Let the Restoration Begin

At the annual meeting of the Friends of the First Presbyterian Church on Saturday morning, nothing but good news was announced. The best of the news is that work on restoring the church's principal stained glass window may begin as soon as next month thanks in large part to a $50,000 grant from the New York Landmarks Conservancy Sacred Sites Program.

James Brodsky, a member of the board of directors of the Landmarks Conservancy, presented the award to Phil Forman, president of the Friends of the First Presbyterian Church. The grant is a Robert W. Wilson Challenge Grant, which Forman explained is one of the more difficult and prestigious grant programs, with a "challenging set of criteria" focused on the historic importance of the project and the applicant's commitment to preservation. Brodsky, who lives in Hudson and serves on the deliberation committee, called the restoration of the major window in the church's facade important to Sacred Sites and to him personally.

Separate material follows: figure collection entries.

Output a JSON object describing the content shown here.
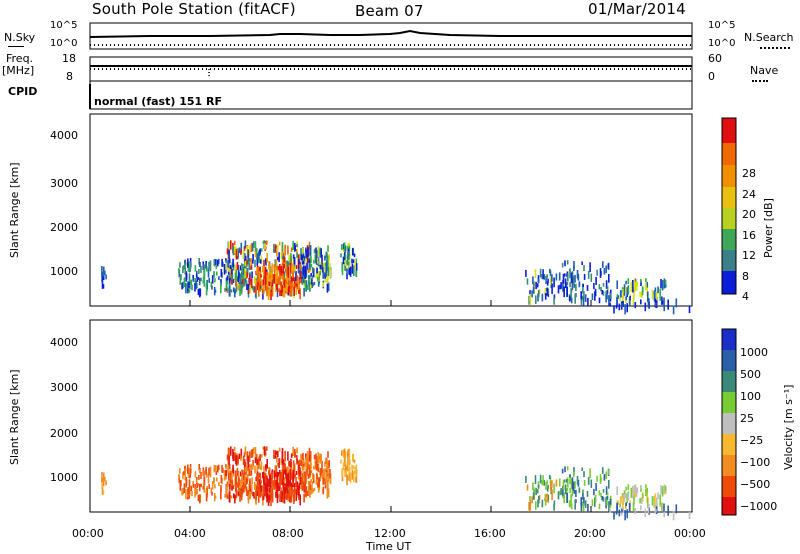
{
  "header": {
    "station": "South Pole Station (fitACF)",
    "beam": "Beam 07",
    "date": "01/Mar/2014"
  },
  "noise_panel": {
    "left_label": "N.Sky",
    "right_label": "N.Search",
    "left_ticks": [
      "10^5",
      "10^0"
    ],
    "right_ticks": [
      "10^5",
      "10^0"
    ]
  },
  "freq_panel": {
    "left_label_top": "Freq.",
    "left_label_bottom": "[MHz]",
    "right_label": "Nave",
    "left_ticks": [
      "18",
      "8"
    ],
    "right_ticks": [
      "60",
      "0"
    ]
  },
  "cpid_panel": {
    "label": "CPID",
    "program": "normal (fast) 151 RF"
  },
  "x_axis": {
    "label": "Time UT",
    "ticks": [
      "00:00",
      "04:00",
      "08:00",
      "12:00",
      "16:00",
      "20:00",
      "00:00"
    ]
  },
  "colors": {
    "power_scale": [
      "#0a1ed8",
      "#1f5fb0",
      "#3a8a7a",
      "#2fb04a",
      "#d8e01a",
      "#f0a000",
      "#f06800",
      "#e01010"
    ],
    "velocity_scale": [
      "#e01010",
      "#ee4a0a",
      "#f08c20",
      "#f5b830",
      "#bfbfbf",
      "#77cc33",
      "#3a8a7a",
      "#2a5fa8",
      "#1a2fc8"
    ]
  },
  "chart_data": [
    {
      "type": "heatmap",
      "name": "power",
      "ylabel": "Slant Range [km]",
      "y_ticks": [
        "4000",
        "3000",
        "2000",
        "1000"
      ],
      "ylim": [
        200,
        4500
      ],
      "xlim": [
        "00:00",
        "24:00"
      ],
      "colorbar_label": "Power [dB]",
      "colorbar_ticks": [
        "28",
        "24",
        "20",
        "16",
        "12",
        "8",
        "4"
      ],
      "clim": [
        0,
        30
      ]
    },
    {
      "type": "heatmap",
      "name": "velocity",
      "ylabel": "Slant Range [km]",
      "y_ticks": [
        "4000",
        "3000",
        "2000",
        "1000"
      ],
      "ylim": [
        200,
        4500
      ],
      "xlim": [
        "00:00",
        "24:00"
      ],
      "colorbar_label": "Velocity [m s⁻¹]",
      "colorbar_ticks": [
        "1000",
        "500",
        "100",
        "25",
        "−25",
        "−100",
        "−500",
        "−1000"
      ],
      "clim": [
        -1000,
        1000
      ]
    }
  ]
}
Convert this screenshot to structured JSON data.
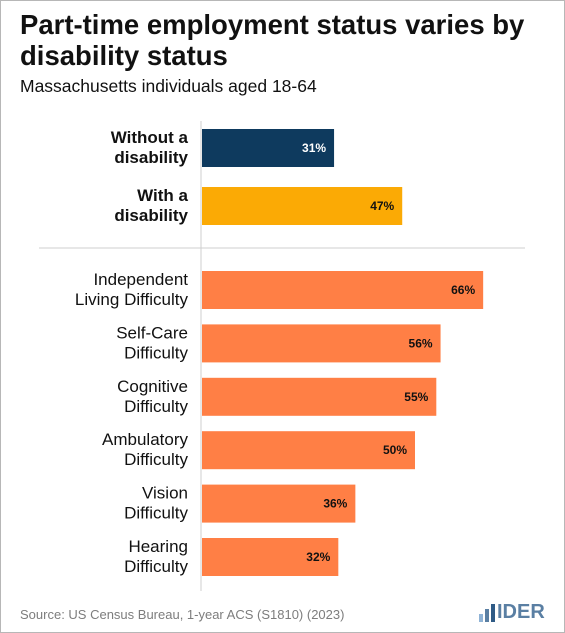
{
  "title": "Part-time employment status varies by disability status",
  "subtitle": "Massachusetts individuals aged 18-64",
  "source": "Source: US Census Bureau, 1-year ACS (S1810) (2023)",
  "logo_text": "IDER",
  "colors": {
    "without": "#0e3a5e",
    "with": "#fbaa05",
    "difficulty": "#ff7f45"
  },
  "chart_data": {
    "type": "bar",
    "orientation": "horizontal",
    "xlim": [
      0,
      100
    ],
    "groups": [
      {
        "categories": [
          {
            "label_lines": [
              "Without a",
              "disability"
            ],
            "value": 31,
            "value_label": "31%",
            "color_key": "without"
          },
          {
            "label_lines": [
              "With a",
              "disability"
            ],
            "value": 47,
            "value_label": "47%",
            "color_key": "with"
          }
        ]
      },
      {
        "categories": [
          {
            "label_lines": [
              "Independent",
              "Living Difficulty"
            ],
            "value": 66,
            "value_label": "66%",
            "color_key": "difficulty"
          },
          {
            "label_lines": [
              "Self-Care",
              "Difficulty"
            ],
            "value": 56,
            "value_label": "56%",
            "color_key": "difficulty"
          },
          {
            "label_lines": [
              "Cognitive",
              "Difficulty"
            ],
            "value": 55,
            "value_label": "55%",
            "color_key": "difficulty"
          },
          {
            "label_lines": [
              "Ambulatory",
              "Difficulty"
            ],
            "value": 50,
            "value_label": "50%",
            "color_key": "difficulty"
          },
          {
            "label_lines": [
              "Vision",
              "Difficulty"
            ],
            "value": 36,
            "value_label": "36%",
            "color_key": "difficulty"
          },
          {
            "label_lines": [
              "Hearing",
              "Difficulty"
            ],
            "value": 32,
            "value_label": "32%",
            "color_key": "difficulty"
          }
        ]
      }
    ]
  }
}
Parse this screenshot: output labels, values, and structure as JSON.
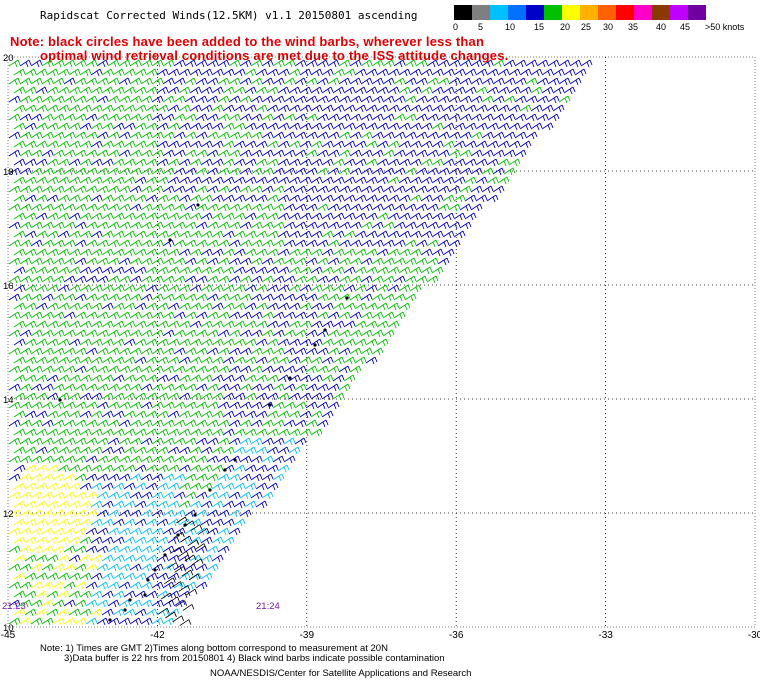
{
  "title": "Rapidscat Corrected Winds(12.5KM) v1.1 20150801 ascending",
  "note_line1": "Note: black circles have been added to the wind barbs, wherever less than",
  "note_line2": "optimal wind retrieval conditions are met due to the ISS attitude changes.",
  "legend": {
    "colors": [
      "#000000",
      "#7f7f7f",
      "#00c0ff",
      "#0070ff",
      "#0000c8",
      "#00c000",
      "#ffff00",
      "#ffb000",
      "#ff6000",
      "#ff0000",
      "#ff00c8",
      "#8a3a00",
      "#c000ff",
      "#7000a0"
    ],
    "labels": [
      "0",
      "5",
      "10",
      "15",
      "20",
      "25",
      "30",
      "35",
      "40",
      "45",
      ">50 knots"
    ]
  },
  "axes": {
    "lon_labels": [
      "-45",
      "-42",
      "-39",
      "-36",
      "-33",
      "-30"
    ],
    "lat_labels": [
      "20",
      "18",
      "16",
      "14",
      "12",
      "10"
    ]
  },
  "pass_times": {
    "left": "21:23",
    "right": "21:24"
  },
  "footer": {
    "line1": "Note: 1) Times are GMT 2)Times along bottom correspond to measurement at 20N",
    "line2": "3)Data buffer is 22 hrs from 20150801 4) Black wind barbs indicate possible contamination",
    "credit": "NOAA/NESDIS/Center for Satellite Applications and Research"
  },
  "wind_colors": {
    "dark_blue": "#0000c8",
    "green": "#00c000",
    "cyan": "#00c0ff",
    "yellow": "#ffff00",
    "contamination": "#000000"
  }
}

After the award had been presented, Forman did the math. The restoration of the stained glass window and the wood tracery, excluding engineering, will cost $163,900. Thus far, $157,000 has been committed to the project--$80,000 from the Galvan Initiatives Foundation, $50,000 from the Sacred Sites Program, and $27,000 from individual donations--leaving $6,900 still to be raised and another $6,000 for engineering costs. Forman asked the audience for a show a hands on whether or not the project could be done this year. In the audience made up primarily of members of the Friends of the First Presbyterian Church and other members of the community committed to the preservation of the historic church at the corner of Warren and Fourth street, all hands went up.

Work on the window is expected to start in June or July. The wood tracery and the stained glass will restored as independent systems. The wood tracery with be re-created at Kress Workshop in Claverack. The stained glass will be restored by Architectural Stained Glass in East Chatham, which has done stained glass restoration for such buildings as Universal Preservation Hall in Saratoga Springs, St. Thomas Episcopal Church on Fifth Avenue in New York City, and Trinity Parish House in Lenox, MA. The wood tracery is expected to be back in place by the end of September. The stained glass would then be reinstalled, and the project could be complete by Thanksgiving or Christmas.



  1. Excellent. Kudos to. Brodsky, Forman, the Church, all involved. That's great!